The Healthcare Innovation Exchange or Helix is a design studio based in St Mary’s Hospital in London. Here, a team of designers share a space with clinical practitioners and researchers. Together, they develop impactful solutions to complex healthcare issues.
“The idea of the studio is it’s a place for us to work with patients, clinicians, doctors, and nurses on all sorts of projects,” says designer Matthew Harrison. “It gives us that focal point.”
The studio is co-founded by Imperial College London and the Royal College of Art and is based on the philosophy that real medical breakthroughs occur when people-centred design and scientific rigour collide.
When presented with problems related to healthcare, Harrison says the studio explores various ways to find a solution, but they do shy away from designing medical devices. “The output of our projects is very rarely known at the beginning.
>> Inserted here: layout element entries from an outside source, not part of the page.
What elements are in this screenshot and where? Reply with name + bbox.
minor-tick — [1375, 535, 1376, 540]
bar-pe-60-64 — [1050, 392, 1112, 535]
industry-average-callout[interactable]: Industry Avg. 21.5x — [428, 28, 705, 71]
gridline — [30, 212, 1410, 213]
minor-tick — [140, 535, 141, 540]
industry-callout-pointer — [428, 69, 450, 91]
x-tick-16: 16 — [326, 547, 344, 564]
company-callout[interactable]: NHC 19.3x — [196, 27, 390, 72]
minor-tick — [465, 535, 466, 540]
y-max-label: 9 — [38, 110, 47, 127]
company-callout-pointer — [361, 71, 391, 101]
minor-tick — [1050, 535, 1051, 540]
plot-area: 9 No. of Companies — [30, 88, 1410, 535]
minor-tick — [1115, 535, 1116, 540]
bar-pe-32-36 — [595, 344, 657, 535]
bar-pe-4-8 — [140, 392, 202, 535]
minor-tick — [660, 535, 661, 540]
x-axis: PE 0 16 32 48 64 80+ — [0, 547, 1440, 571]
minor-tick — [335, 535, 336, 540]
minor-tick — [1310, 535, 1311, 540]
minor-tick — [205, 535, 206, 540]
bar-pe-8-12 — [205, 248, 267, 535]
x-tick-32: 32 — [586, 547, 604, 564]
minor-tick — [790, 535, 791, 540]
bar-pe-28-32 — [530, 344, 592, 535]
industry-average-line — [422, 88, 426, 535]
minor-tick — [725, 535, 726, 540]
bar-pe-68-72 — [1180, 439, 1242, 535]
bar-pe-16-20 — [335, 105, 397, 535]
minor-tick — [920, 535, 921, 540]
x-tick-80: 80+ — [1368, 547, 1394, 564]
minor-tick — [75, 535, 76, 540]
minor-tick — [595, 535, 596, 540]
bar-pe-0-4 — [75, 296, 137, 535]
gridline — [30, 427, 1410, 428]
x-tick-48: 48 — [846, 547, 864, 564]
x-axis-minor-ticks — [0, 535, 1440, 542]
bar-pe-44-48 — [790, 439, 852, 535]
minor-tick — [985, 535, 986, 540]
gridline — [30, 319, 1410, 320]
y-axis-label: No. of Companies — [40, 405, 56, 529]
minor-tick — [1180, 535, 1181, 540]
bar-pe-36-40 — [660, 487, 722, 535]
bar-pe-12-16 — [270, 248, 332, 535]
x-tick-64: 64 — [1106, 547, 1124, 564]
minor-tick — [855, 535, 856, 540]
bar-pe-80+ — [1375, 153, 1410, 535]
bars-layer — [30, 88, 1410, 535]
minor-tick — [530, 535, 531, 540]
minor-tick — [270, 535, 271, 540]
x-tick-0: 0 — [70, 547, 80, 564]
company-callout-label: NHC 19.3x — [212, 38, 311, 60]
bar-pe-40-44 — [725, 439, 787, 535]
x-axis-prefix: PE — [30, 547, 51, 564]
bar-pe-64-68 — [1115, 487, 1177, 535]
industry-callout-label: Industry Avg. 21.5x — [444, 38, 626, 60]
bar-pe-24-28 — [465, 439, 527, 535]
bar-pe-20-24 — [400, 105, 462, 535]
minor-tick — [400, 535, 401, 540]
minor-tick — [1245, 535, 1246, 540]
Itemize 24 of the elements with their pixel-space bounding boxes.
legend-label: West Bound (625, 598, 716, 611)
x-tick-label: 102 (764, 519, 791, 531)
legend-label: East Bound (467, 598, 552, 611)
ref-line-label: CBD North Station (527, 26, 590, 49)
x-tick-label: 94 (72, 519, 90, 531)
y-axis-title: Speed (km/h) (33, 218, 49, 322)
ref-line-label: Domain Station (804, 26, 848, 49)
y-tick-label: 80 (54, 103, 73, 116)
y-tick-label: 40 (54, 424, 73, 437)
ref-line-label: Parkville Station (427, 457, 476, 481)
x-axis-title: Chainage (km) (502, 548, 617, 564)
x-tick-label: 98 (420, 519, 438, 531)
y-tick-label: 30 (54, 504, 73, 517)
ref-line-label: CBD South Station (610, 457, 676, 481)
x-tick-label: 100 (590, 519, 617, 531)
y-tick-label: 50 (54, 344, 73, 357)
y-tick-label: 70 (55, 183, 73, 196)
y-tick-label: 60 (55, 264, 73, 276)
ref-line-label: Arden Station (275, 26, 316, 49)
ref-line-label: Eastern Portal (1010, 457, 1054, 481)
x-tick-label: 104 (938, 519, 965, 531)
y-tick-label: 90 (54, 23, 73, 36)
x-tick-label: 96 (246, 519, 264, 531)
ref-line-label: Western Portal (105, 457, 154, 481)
So we might make products, we might make services, we might make apps,” he adds.
Helix has designed an asthma management app called Floot, which works out what triggers a child’s asthma so that the child can control the attack before it takes hold. The studio has also designed a printed card brochure to help cancer sufferers navigate the complexities of their treatment. It acts as a discussion tool between the clinician and the patient.
In one of their more controversial projects, Helix designed a communication strategy – posters, an app, and leaflets – that provide doctors on the frontline with information on how to provide dignified end-of-life care to a dying person.